A fin de cuentas no sé cómo soy. Sólo sé que estoy aquí, y mañana... mañana no lo sé. Sé que confío en tres y que me las voy a llevar allá donde vaya, que estoy bien, que, hay veces, que las cosas son más sencillas de lo que creemos, y más bonitas... Y lo fácil que parece a veces, ser feliz.
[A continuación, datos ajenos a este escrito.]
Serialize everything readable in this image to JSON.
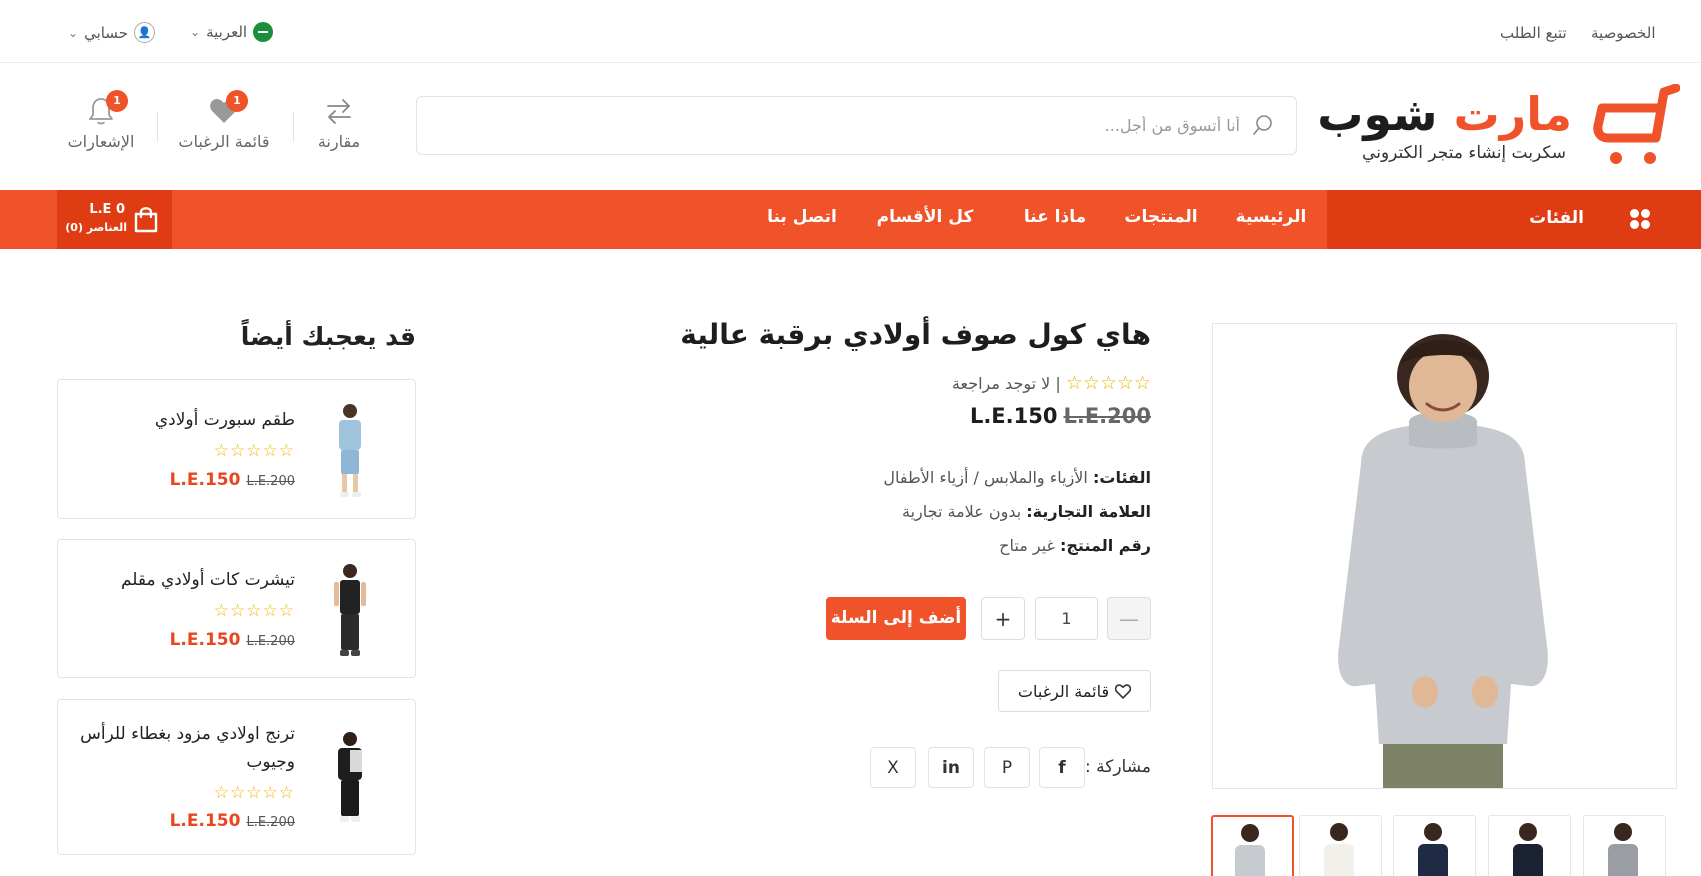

miércoles, 11 de junio de 2014

Ella no está. Ya no está.

Paso más parte del día durmiendo que despierta. Creo que voy a llegar al límite, no puedo más... Estoy sola. Rodeada de gente que dice que estará ahí siempre que lo necesite, pero que no se da cuenta de que es ahora cuando más lo necesito. Y no están. Llevo mucho tiempo siendo un cero a la izquierda, y al final te acostumbras. Al dolor, a no tener voz ni voto. Te acostumbras a callar, a estar como si no estuvieras, terminas acostumbrándote a que no cuenten contigo para nada y a que siempre seas aquella de la que nunca se acuerdan. Pero acostumbrarse a algo no significa que te guste, ni de coña, no significa que no te haga daño. Simplemente te haces a la idea de que seguirá siendo así y de que no hay otra. Te tratan como a mierda, como si no sintieras. Como si tú nunca sufrieras, como si lo aguantaras todo. Y qué, qué pasa cuando terminas por creerte la misma mierda que ellos te consideran. Qué pasa cuando ya no tienes motivos ni fuerzas para valorarte tú misma. "No quiero estar aquí, no quiero estar aquí...". Desaparecer. ¿Y sabéis lo más triste? Que no se darían cuenta. Que ahí fuera nada cambiaría aunque tu dejaras de estar. Como cuando en una película el actor secundario muere y el final sigue siendo feliz. Así me siento, como la parte prescindible de la historia, como quien da lo mismo estando que sin estar. Llevo demasiada mierda encima, demasiados desprecios, demasiadas decepciones, demasiada indiferencia... cúmulos. Cúmulos que empiezan a pasar factura, cúmulos que ya no puedo soportar más, que pesan y desgastan. Ya no recuerdo lo que era sentirse importante. Ya no sé lo que se siente al saber que alguien te necesita, al saber que eres imprescindible en alguna que otra vida...
Que alguien me abrace, por favor. Necesito un abrazo. De esos que te dicen que todo irá bien, en los que se te saltan las lágrimas pero hacen que te sientas como en casa... Necesito desesperadamente que alguien me saque de esta. Por favor.